We were discussing this Neil Young quote by Ladybird Lake when we both realized that the only thing keeping us apart was fear. The same fear that had made it hard to leave home the first time and ‘waste time’ on traveling. The same fear that had lead me to work hard doing things I was not passionate about. The fear of not succeeding and the fear of not progressing in life. Visa laws might seem the major obstacle, but all we had to do was leave. If we were traveling, no one could tell us not to be together. Looking into his deep hazel eyes I rephrased Neil Young’s question and asked;
“Why is it hard to just leave when we are old enough to give what it takes, and young enough to give up what it takes?”
We both had a bit of money saved up. We could pay for it. Neither of us had any huge obligations. We would just have to quit our jobs and sell our apartments. This was the only time in our lives when we would be in a position to simply do this. The value of an hour lived fully cannot be given a number. Traveling we could make the hours infinitely invaluable.
I remember holding him close, for the first time feeling a spark of hope in my heart, that maybe, just maybe, I could really have him. Not borrow him for a while but really have him and stay with him.
It seemed unreal at first but we started planning the leave. I gave out my three-month notice for my apartment and Alex gave out his as well. After having been apart for another two excruciating months he flew into Copenhagen with a small bag holding almost everything he owned. The rest was shipped to his parents in Cleveland or mercilessly sold on Craigslist. He stayed with me in my apartment in Copenhagen for a month, working his online research job while I was working full time as a substitute nurse in the closed psych ward.
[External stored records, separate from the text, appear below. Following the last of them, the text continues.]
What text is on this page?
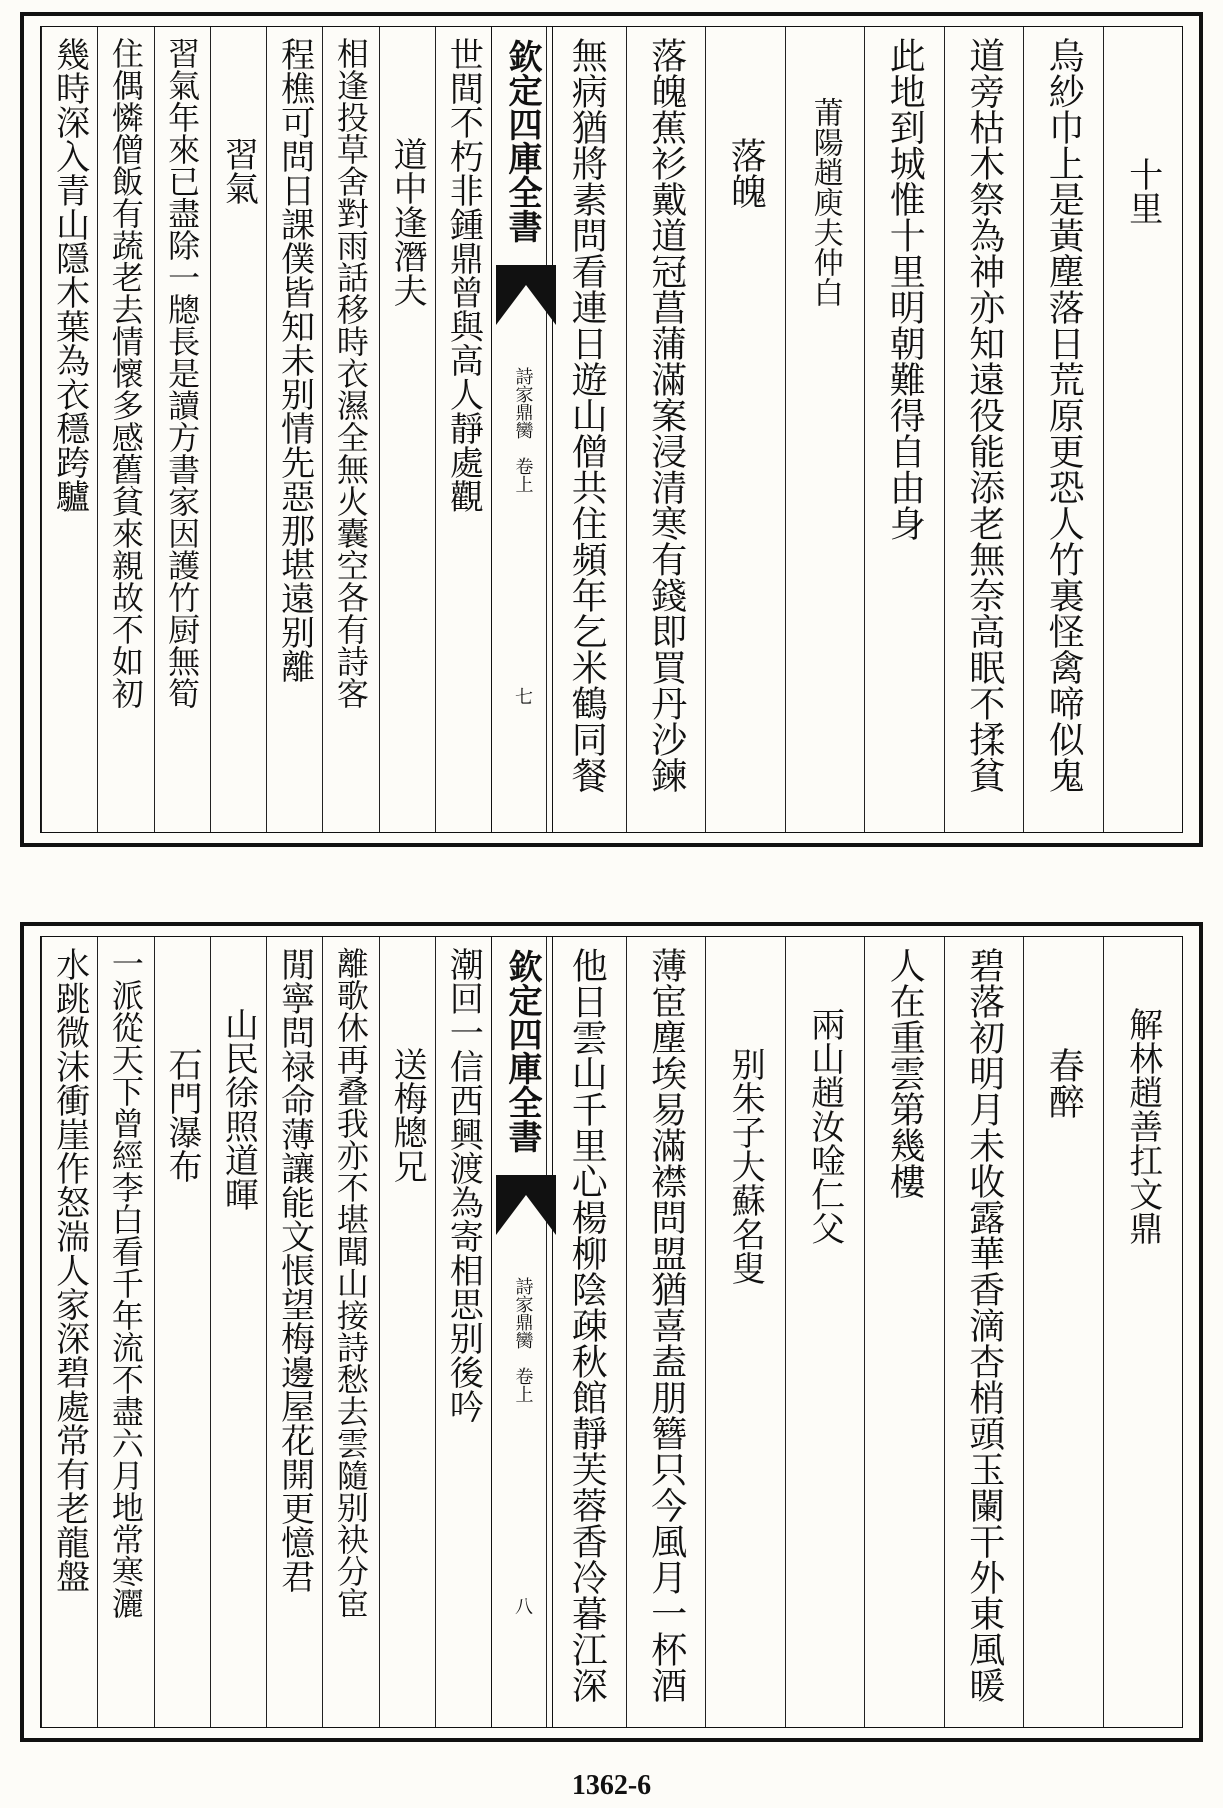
十里
烏紗巾上是黃塵落日荒原更恐人竹裏怪禽啼似鬼
道旁枯木祭為神亦知遠役能添老無奈高眠不揉貧
此地到城惟十里明朝難得自由身
莆陽趙庾夫仲白
落魄
落魄蕉衫戴道冠菖蒲滿案浸清寒有錢即買丹沙鍊
無病猶將素問看連日遊山僧共住頻年乞米鶴同餐
欽定四庫全書
詩家鼎臠　卷上
七
世間不朽非鍾鼎曾與高人靜處觀
道中逢潛夫
相逢投草舍對雨話移時衣濕全無火囊空各有詩客
程樵可問日課僕皆知未别情先惡那堪遠别離
習氣
習氣年來已盡除一牕長是讀方書家因護竹厨無筍
住偶憐僧飯有蔬老去情懷多感舊貧來親故不如初
幾時深入青山隱木葉為衣穩跨驢
解林趙善扛文鼎
春醉
碧落初明月未收露華香滴杏梢頭玉闌干外東風暖
人在重雲第幾樓
兩山趙汝唫仁父
别朱子大蘇名叟
薄宦塵埃易滿襟問盟猶喜盍朋簪只今風月一杯酒
他日雲山千里心楊柳陰疎秋館靜芙蓉香冷暮江深
欽定四庫全書
詩家鼎臠　卷上
八
潮回一信西興渡為寄相思别後吟
送梅牕兄
離歌休再叠我亦不堪聞山接詩愁去雲隨别袂分宦
閒寧問禄命薄讓能文悵望梅邊屋花開更憶君
山民徐照道暉
石門瀑布
一派從天下曾經李白看千年流不盡六月地常寒灑
水跳微沫衝崖作怒湍人家深碧處常有老龍盤
1362-6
Even though Copenhagen was too cold for his taste, he seemed to like it and again it almost felt like we lived together for a while. Technically we did, because Alex was now per definition homeless with a home address at his parents place in Cleveland. When the month was up I went back to America with him, for the first time going to Ohio. For two weeks we lived in his parents house and I adored his loving family and three cool brothers. The last time I left him was the most painful ever. We had both met each other’s families and we had already planned to go traveling for the sake of being together. Everything was planned out and we only had to get through another two months of distance before our final departure date. Maybe that is why it hurt worse than ever. He was at that point an extension of myself: my love and my home. Getting onto the Megabus to New York City I noticed that Alex’s grand mom had put a box of Kleenex in my snack bag. I sent her a mental ‘thank you’ as I broke down in tears, only comforted by the fact that I would never have to leave him again after that. Hopefully. If the world is kind.